While the Malian government announced a "strong economic recovery" in a high-profile manner, the price of cement was like a runaway horse, dragging the national treasury that had already lost international aid and the dream of building houses for millions of households into the quagmire. Moussa Alassane Diallo, Minister of Industry and Commerce, recently issued a "price limit order": 112,000 CFA francs per ton for local cement and 117,000 CFA francs for imported cement. However, the building materials market in Bamako, the capital, did not buy it at all, and the retail price was still strong at 120000 to 130000 West France/ton (equivalent to 1500 to 1650 yuan/ton) , about 10% higher than official cap line, as if the official document was just a dead letter. Zoom out
, and the contrast is even more glaring: the same kind of cement in Senegal is 71,000-106,000 per ton, while in Burkina Faso and Niger, it is as low as 55,000, less than half of Mali's market price. The inland disadvantage without coastline, the tight foreign exchange reserves after sanctions, and the government's loss of "last mile" control over distribution channels have reduced "price limit" to a slogan. Economic analysts hit the nail on the head: the state is unable to track the flow of goods, and has no intention of punishing hoarders, so price signals naturally only listen to the market.
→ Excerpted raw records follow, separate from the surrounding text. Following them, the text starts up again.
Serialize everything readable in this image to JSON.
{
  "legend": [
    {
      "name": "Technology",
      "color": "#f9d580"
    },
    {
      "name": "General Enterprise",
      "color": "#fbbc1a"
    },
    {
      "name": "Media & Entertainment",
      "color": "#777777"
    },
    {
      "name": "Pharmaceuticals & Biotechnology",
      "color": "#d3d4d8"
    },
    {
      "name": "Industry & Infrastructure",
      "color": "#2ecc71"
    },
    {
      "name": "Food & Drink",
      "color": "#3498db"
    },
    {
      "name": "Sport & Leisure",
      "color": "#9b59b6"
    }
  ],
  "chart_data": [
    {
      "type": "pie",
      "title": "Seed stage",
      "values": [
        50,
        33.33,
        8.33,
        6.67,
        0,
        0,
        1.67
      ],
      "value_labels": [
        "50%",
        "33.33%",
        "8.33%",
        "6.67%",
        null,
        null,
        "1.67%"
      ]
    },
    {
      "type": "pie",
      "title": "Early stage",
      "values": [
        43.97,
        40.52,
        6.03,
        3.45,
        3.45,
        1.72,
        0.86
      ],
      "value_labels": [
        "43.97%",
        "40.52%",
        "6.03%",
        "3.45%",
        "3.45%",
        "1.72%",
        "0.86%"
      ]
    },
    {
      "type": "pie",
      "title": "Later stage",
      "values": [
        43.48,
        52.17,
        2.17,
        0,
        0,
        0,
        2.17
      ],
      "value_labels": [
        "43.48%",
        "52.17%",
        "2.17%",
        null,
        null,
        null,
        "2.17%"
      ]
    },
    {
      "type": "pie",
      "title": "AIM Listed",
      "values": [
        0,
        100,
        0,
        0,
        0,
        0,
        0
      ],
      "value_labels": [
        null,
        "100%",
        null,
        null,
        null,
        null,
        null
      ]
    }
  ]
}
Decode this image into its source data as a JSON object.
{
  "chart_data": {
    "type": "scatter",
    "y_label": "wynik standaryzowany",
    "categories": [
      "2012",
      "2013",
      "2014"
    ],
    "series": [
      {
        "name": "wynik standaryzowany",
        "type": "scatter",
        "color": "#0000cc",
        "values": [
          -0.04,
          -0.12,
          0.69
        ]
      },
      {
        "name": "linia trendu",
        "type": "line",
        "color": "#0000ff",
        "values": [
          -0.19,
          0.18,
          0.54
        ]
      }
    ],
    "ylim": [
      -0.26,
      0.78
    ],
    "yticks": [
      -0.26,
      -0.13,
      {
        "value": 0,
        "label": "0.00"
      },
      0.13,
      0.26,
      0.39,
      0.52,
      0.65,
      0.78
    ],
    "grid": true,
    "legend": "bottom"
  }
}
For ordinary people, the gap in numbers directly turns into the silence of the construction site. Songalo, who has worked as a Mason for 20 years in the Kalaban-Kula district of Bamako, said that in the past six months, he has stopped more than half of the private housing projects in his hands. "The price of cement is one day, and the owner simply removes the scaffolding. He can't afford to wait.". Family self-built houses have come to a standstill, and cement craftsmen, transporters and brick factory workers have gone out of business together. The seemingly simple rise in building materials prices is pushing the local economy back to the ground.